Ausstellungen im Schloss

  • Leuchtsignale

    Bis 4. September sind im Kultur-Schloss Theuern die Licht-Kunst-Objekte von Stefan Stock zu sehen. Der Kastler Künstler verbindet in seinen „Leuchtsignalen“ Stücke, die er auf Schrottplätzen oder Recyclinghöfen findet, mit elektrischem Licht und schafft so Skulpturen, die ganz neue Blickwinkel eröffnen.

  • Château de la Magie

    Die fantastischen Bilder vom Schloss von Anja Kraus sind bis 5. Juni zu sehen. Es sind vor allem großformatige Werke, darunter das vierteilige „Château de la Magie“. Geschaffen hat die Amberger Künstlerin aber auch kleinere Bilder, in denen sie vor den Hintergrund realer Szenen aus dem Haus Personen gesetzt hat.

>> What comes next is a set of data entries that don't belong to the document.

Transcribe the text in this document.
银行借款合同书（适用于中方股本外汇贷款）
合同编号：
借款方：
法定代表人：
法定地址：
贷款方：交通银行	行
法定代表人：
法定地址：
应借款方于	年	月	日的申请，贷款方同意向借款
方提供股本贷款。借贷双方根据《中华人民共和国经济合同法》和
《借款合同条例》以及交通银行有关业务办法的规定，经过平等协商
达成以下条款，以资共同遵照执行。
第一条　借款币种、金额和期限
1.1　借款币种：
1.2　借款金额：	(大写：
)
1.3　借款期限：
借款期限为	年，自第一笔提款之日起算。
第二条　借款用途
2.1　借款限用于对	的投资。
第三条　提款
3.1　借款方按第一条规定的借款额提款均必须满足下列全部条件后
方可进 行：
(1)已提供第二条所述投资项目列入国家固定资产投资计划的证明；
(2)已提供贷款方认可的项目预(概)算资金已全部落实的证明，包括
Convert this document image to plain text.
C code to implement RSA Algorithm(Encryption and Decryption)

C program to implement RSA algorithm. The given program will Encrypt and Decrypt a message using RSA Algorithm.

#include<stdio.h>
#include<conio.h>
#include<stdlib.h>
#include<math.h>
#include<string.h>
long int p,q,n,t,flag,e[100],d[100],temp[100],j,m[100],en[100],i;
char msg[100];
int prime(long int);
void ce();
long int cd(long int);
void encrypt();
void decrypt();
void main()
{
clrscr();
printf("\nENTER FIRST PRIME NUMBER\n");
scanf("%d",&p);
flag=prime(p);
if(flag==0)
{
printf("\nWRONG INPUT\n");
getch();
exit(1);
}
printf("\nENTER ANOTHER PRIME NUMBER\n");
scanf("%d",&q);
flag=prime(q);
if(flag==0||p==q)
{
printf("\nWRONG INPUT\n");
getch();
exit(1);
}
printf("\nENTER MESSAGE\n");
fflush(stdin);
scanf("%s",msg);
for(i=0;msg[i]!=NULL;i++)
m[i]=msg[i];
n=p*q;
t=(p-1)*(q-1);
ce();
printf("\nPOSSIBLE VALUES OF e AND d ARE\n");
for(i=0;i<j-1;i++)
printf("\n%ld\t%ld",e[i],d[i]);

  • Bilder von Peter Kuschel

    Ab Sonntag, 19. Juni, präsentiert sich der renommierte Bildhauer Peter Kuschel aus Etzelwang erstmals als Maler. Er macht in seinen großformatigen Werken die „Tiefen und Untiefen des menschlichen Lebens“ sichtbar (bis 11. Dezember).

  • Sheepworld

    Ab Sonntag, 18. September, ist „Sheepworld – Eine Oberpfälzer Unternehmensgeschichte“ zu sehen. Die Besucher können eintauchen in die Welt der Schafe und die Entwicklung des Ursensollener Unternehmens erleben (bis 11. Dezember).